Women are often dismissed when sharing their experiences and their trauma is belittled as just another “women’s issue.”

It sets the notion that these experiences are just part of what being a woman is and that the trauma doesn’t matter at all.

This can affect a woman’s mental health and self-perception by making them believe that what happened to them isn’t a big deal. But it is.

According to the American Psychological Association, “Research indicates that women are twice as likely to develop PTSD, experience a longer duration of posttraumatic symptoms and display more sensitivity to stimuli that remind them of the trauma.”

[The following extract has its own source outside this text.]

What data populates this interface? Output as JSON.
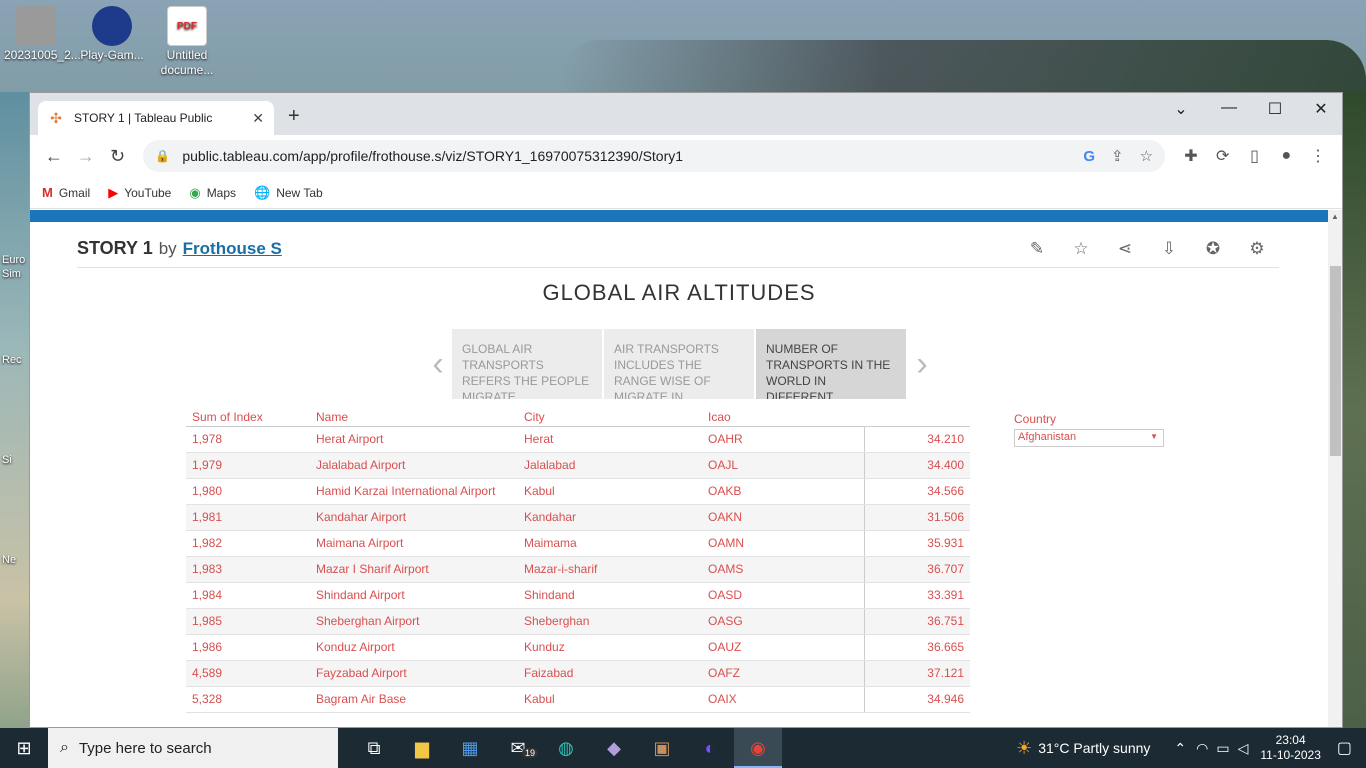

Victim-blaming frames women as the problem and the ones responsible for their traumas when that is far from the truth.

This kind of sexist sentiment toward women has been normalized by many, and the post-trauma healing process cannot begin without them feeling completely understood.

“The validation of what happened is the number one step in terms of healing trauma,” Dr. Karol Darsa, who is a licensed psychologist and founder of the integrative trauma treatment center Reconnect, told Refinery29. “It’s really crucial, for healing to occur, that there’s a validation of the feeling, there’s a validation of what happened, and an acknowledgement of how difficult that was for the person.”

When women are not validated for how they feel post trauma, the negative reactions they get from others create even more trauma. It unveils an endless cycle of never holding the perpetrator responsible.

Everyone should begin to work on creating safe environments where women feel free to be open about their experiences without facing unjust repercussions.

Of course, women shouldn’t feel pressured or obligated to share their experiences, but it is important that they don’t feel alienated by others.

“The more we talk about it, the more we have a chance to minimize the shame associated with talking about trauma,” Valentina Stoycheva, who is a clinical psychologist, told InStyle.

Opening up to someone about trauma — or in Ocasio-Cortez’s, case millions of people — takes a lot of bravery. When and how a woman chooses to share their story should always be respected and taken seriously.

It’s time for the victim-blaming culture to disappear and for those who cause harm to women to be held accountable.